SAP just shared detailed customer figures for its most important product
SAP has bet the entire company's future on this product.
It's SAP's attempt to clobber its arch enemy, Oracle (who pretty much owns the database market, even for SAP customers).
But its also the foundation for SAP's move into the all-important trend that's tearing up the enterprise software market: cloud computing.
SAP shared a bunch of numbers about how well HANA is selling in its various iterations:
The basic database product, SAP HANA, currently has more than 6,400 customers, almost doubling from only one year ago. While that's laudable progress, it's still a teeny percentage of the company's total customer base of more than 291,000 customers.
SAP HANA Cloud Platform now has approximately 1,400 customers. Again, decent progress for a product that launched less than two years ago, but not a huge percentage of the company's total customer base.

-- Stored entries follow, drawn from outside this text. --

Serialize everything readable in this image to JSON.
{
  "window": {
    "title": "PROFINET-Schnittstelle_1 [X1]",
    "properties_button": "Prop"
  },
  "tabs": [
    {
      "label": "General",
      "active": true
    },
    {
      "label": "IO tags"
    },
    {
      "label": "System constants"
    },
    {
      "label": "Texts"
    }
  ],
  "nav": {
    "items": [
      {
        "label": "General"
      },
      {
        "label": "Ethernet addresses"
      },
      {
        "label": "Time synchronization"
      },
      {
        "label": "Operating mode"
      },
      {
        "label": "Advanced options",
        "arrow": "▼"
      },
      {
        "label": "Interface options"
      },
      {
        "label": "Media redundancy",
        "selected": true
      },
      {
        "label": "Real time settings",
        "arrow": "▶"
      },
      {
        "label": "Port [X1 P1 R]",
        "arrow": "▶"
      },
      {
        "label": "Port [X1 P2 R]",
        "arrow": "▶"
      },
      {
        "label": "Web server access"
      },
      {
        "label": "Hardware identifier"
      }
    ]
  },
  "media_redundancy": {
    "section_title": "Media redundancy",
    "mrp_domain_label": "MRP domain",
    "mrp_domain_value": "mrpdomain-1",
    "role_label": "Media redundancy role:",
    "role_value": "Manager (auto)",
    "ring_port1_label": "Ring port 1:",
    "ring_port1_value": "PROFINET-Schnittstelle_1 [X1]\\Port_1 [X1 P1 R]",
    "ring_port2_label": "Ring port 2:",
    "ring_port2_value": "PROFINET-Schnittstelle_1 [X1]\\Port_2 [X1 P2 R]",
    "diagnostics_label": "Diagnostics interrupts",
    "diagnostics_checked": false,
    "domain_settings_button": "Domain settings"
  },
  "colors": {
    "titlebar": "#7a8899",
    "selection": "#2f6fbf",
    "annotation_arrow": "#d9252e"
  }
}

SAP Business Suite 4 SAP HANA (SAP S/4HANA) has more than 370 customers in 2015 alone. That's more significant than it sounds. This product was only launched in February and it involved the redesign of some of SAPs most popular products to work with HANA database.
SAPs founder and chairman Hasso Plattner said about these products: "If this doesn't work, we're dead. Flat-out dead. It's that simple," he told Re/Code's Arik Hesseldahl after the launch.
About 1,900 startups are building apps for SAP HANA. (SAP had previously been rounding that number up to 2,000). These startups have written 175 apps, and while that sounds small by consumer App Store standards, this is a tech aimed at the largest enterprises. 175 additional apps is a reasonable start for HANA's eco-system.The SAP Business Warehouse application on SAP HANA now has over 1,900 customers. While that's good for SAP, warehouse is mostly a dying breed of tech, being replaced by new big-data tech, particularly one called Hadoop.
So, at long last, as part of Tuesday's announcements, SAP announced that HANA would support Hadoop, and in Hadoop's two most popular flavors, Cloudera and Hortonworks.
That's a critical feature if HANA is to be taken seriously as a database that's ready for the future.
When counting employees at all these customer sites, there are more than 815,000 active users of SAP HANA, SAP says.
As we mentioned, SAP also added a bunch more features. (There's a great analysis of each feature by Constellation Research's Holger Mueller, if you want a deep dive.)
Most of the new features are "housekeeping" things, rather than innovations that no one else offers, Mueller concludes, but that's not a bad thing.
"We know a number of enterprises have been waiting for these capabilities to start or extend their investments into HANA - so it's good to see SAP delivering on these."